Faktual News – Pasar modal Indonesia kembali menunjukkan taringnya pada perdagangan Rabu, 18 Februari 2026. Indeks Harga Saham Gabungan (IHSG) berhasil ditutup di zona hijau, mengukuhkan posisinya di level 8.310,22. Penguatan impresif sebesar 1,19 persen ini melanjutkan tren positif, melonjak dari posisi penutupan sebelumnya di 8.212,27.
Data dari RTI Business memotret optimisme yang meluas di lantai bursa. Sebanyak 454 saham berhasil menguat, jauh melampaui 216 saham yang terkoreksi, sementara 145 saham lainnya tetap stagnan. Aktivitas transaksi juga terpantau sangat dinamis, dengan total 52,73 miliar saham berpindah tangan dalam 3,20 juta kali frekuensi. Nilai transaksi yang fantastis mencapai Rp25,32 triliun menjadi bukti nyata gairah investor.
Sentimen positif ini tidak hanya terbatas pada IHSG, melainkan merembet ke mayoritas indeks domestik lainnya. Indeks IDX30 melesat 1,42 persen ke 438,03, diikuti LQ45 yang naik 1,07 persen menjadi 838,53, dan Sri-Kehati yang menguat 1,30 persen ke 384,94. Hanya Indeks Saham Syariah Indonesia (JII) yang sedikit tertekan, melemah tipis 0,06 persen ke 563,96. Menariknya, seluruh sektor industri tercatat kompak mencetak penguatan, menandakan pemulihan yang merata.
Sektor transportasi tampil sebagai pemimpin dengan lonjakan signifikan 3,25 persen. Disusul ketat oleh sektor energi yang menguat 2,45 persen dan siklikal 2,00 persen. Sektor infrastruktur (1,94%), industrial (1,91%), dan non-siklikal (1,71%) juga tidak ketinggalan dalam meraih keuntungan. Sementara itu, sektor teknologi (1,35%), keuangan (0,89%), properti (0,67%), bahan baku (0,58%), dan kesehatan (0,12%) turut berkontribusi pada penguatan pasar secara keseluruhan.

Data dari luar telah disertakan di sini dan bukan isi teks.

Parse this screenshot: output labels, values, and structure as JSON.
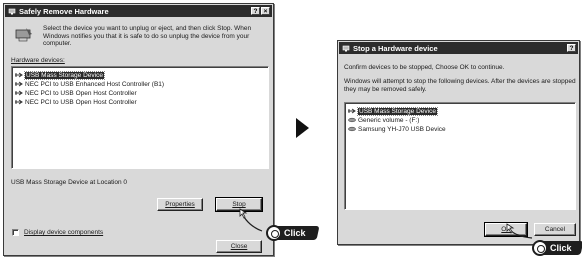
{
  "left_window": {
    "title": "Safely Remove Hardware",
    "title_buttons": [
      "?",
      "×"
    ],
    "instructions": "Select the device you want to unplug or eject, and then click Stop. When Windows notifies you that it is safe to do so unplug the device from your computer.",
    "devices_label": "Hardware devices:",
    "devices": [
      {
        "label": "USB Mass Storage Device",
        "selected": true
      },
      {
        "label": "NEC PCI to USB Enhanced Host Controller (B1)",
        "selected": false
      },
      {
        "label": "NEC PCI to USB Open Host Controller",
        "selected": false
      },
      {
        "label": "NEC PCI to USB Open Host Controller",
        "selected": false
      }
    ],
    "location_text": "USB Mass Storage Device at Location 0",
    "properties_button": "Properties",
    "stop_button": "Stop",
    "display_components_label": "Display device components",
    "close_button": "Close"
  },
  "right_window": {
    "title": "Stop a Hardware device",
    "title_buttons": [
      "?"
    ],
    "confirm_text": "Confirm devices to be stopped, Choose OK to continue.",
    "attempt_text": "Windows will attempt to stop the following devices. After the devices are stopped they may be removed safely.",
    "devices": [
      {
        "label": "USB Mass Storage Device",
        "selected": true
      },
      {
        "label": "Generic volume - (F:)",
        "selected": false
      },
      {
        "label": "Samsung YH-J70 USB Device",
        "selected": false
      }
    ],
    "ok_button": "OK",
    "cancel_button": "Cancel"
  },
  "annotations": {
    "click_label_1": "Click",
    "click_label_2": "Click"
  },
  "colors": {
    "dialog_bg": "#d9d9d9",
    "titlebar": "#2c2c2c",
    "selection": "#2a2a2a"
  }
}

Di antara deretan saham yang bersinar, PT RMK Energy Tbk (RMKE), PT GTS Internasional Tbk (GTSI), dan PT Mora Telematika Indonesia Tbk (MORA) menjadi jawara dalam daftar top gainers. Namun, tidak semua saham mampu mempertahankan momentum. PT Hillcon Tbk (HILL), PT MNC Tourism Indonesia Tbk (KPIG), dan PT Prime Agri Resources (SGRO) harus rela masuk dalam jajaran top losers. Sementara itu, saham-saham yang paling banyak diperdagangkan dan menarik perhatian investor adalah PT Bumi Resources Tbk (BUMI), PT MNC Tourism Indonesia Tbk (KPIG), dan PT Darma Henwa Tbk (DEWA).
Penguatan IHSG yang solid ini memberikan sinyal positif bagi prospek pasar modal Indonesia ke depan, menunjukkan resiliensi di tengah dinamika ekonomi global.